Reclamar justicia no es un acto de desconfianza ni de mala fe, aunque están tan extendidos los espíritus serviles, las pleitesías y los resortes para permanecer cabizbajos, que muchas veces uno tiene que dar explicaciones de por qué reclama sus derechos. Las bienaventuranzas decían que los que tienen sed de justicia serán saciados pero la realidad dista mucho de las sagradas escrituras: a nadie se le escapa que los sistemas judiciales están perfectamente preparados para proteger a los poderosos y vilipendiar a los inermes. Incluso las normas constitucionales que salvaguardan los derechos básicos fundamentales se conculcan con facilidad, porque no hay juez con capacidad de dictar una ejecución de los artículos 35, 43 o 47. Y si no tienes manera de que te escuchen cuando reclamas justicia, no se te ocurra romper cristales o mear fuera del tiesto, que esas argucias solo están permitidas para determinadas castas, y corres el peligro de que te juzguen y te condenen mañana mismo, con una celeridad que solo se aplica para unos.

En una semana nos ha dado tiempo de comparar el trato recibido en un juzgado por una mujer con apellido borbónico, que no se enteraba de las millonadas que amasaban sus sociedades, y por 19 personas que querían hacer oír su grito a favor de una renta básica que los aparte de la miseria absoluta. Podemos discutir muchas horas sobre la manera de hacerse escuchar en este mundo, donde unos solo necesitan descolgar un teléfono y otros han de subirse a la mesa, pero no caigamos en el error de crucificar a los que tienen hambre y sed de justicia, porque no sabemos lo que haríamos si estuviéramos en su lugar.

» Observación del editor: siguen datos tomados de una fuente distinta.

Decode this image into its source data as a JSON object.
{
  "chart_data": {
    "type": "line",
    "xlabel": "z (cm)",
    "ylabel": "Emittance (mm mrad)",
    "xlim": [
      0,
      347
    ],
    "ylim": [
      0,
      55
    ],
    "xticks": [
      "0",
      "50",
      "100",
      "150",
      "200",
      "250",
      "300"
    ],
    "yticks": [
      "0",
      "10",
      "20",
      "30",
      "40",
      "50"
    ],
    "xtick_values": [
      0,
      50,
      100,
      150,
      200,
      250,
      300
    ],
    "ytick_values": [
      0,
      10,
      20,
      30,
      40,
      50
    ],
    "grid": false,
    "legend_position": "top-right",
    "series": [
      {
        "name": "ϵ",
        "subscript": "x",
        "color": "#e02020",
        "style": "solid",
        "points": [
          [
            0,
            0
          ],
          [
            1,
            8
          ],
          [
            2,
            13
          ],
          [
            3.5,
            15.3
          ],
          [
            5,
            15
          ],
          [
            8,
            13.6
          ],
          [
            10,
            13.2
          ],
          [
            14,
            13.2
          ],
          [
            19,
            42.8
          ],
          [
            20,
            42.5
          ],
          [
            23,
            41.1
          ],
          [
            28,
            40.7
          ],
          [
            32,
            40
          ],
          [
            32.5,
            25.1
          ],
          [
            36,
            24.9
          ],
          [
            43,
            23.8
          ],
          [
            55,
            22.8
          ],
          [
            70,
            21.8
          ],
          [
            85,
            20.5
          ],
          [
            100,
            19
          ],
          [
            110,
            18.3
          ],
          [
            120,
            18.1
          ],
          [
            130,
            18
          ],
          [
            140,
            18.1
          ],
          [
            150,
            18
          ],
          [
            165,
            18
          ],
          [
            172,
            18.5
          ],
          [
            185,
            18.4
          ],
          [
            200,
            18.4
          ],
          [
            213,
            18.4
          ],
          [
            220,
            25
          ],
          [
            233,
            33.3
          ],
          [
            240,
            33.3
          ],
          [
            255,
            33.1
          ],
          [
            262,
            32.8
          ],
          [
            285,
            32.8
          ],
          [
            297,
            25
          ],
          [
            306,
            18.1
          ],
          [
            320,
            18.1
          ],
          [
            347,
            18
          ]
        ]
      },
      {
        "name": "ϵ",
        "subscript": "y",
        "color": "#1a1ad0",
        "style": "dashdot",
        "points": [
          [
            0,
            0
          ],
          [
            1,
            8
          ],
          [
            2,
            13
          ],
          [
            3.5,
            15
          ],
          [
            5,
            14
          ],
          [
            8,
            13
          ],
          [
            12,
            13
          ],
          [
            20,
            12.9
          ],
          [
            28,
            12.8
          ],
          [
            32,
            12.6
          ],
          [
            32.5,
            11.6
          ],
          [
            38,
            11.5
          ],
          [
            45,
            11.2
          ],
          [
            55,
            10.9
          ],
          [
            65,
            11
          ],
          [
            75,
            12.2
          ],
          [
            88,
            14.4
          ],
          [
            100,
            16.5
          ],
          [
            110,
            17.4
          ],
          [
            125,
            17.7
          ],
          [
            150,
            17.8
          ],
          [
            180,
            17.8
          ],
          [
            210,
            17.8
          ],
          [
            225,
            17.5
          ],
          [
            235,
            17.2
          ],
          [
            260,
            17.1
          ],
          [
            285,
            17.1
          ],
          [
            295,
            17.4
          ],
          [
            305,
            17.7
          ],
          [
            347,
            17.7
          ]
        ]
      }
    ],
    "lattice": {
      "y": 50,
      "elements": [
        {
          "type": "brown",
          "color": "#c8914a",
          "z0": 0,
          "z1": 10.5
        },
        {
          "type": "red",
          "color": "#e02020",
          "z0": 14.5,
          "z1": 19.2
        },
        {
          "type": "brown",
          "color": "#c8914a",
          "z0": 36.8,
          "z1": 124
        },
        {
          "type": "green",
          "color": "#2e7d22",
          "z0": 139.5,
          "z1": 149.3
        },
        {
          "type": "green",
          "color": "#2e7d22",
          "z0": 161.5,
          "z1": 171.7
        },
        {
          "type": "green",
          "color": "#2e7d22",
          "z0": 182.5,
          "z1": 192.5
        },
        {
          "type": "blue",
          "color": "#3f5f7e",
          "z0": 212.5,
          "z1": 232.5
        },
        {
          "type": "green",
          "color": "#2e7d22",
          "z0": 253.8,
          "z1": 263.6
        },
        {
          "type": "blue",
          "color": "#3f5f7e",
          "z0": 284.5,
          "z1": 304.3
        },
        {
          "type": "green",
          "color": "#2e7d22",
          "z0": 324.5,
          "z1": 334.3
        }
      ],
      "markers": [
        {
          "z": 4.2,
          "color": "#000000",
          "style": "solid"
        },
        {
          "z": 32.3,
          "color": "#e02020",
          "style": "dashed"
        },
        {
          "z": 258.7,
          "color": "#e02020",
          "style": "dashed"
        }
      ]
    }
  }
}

Publicado en EL PERIÓDICO EXTREMADURA el 17 de febrero de 2013.

2 comentarios:

Manuela Matas dijo...

Hola Javier.
Te adjunto un enlace de un articulo de Juan Andrade donde, a proposito de la misma noticia, reflexiona sobre los medios y los que se rebelan frente a ellos.
Un saludo.
http://www.rebelion.org/noticia.php?id=180997

Puntos de vista y ... nada más dijo...

Gracias. Muy interesante el artículo de Juan Andrada.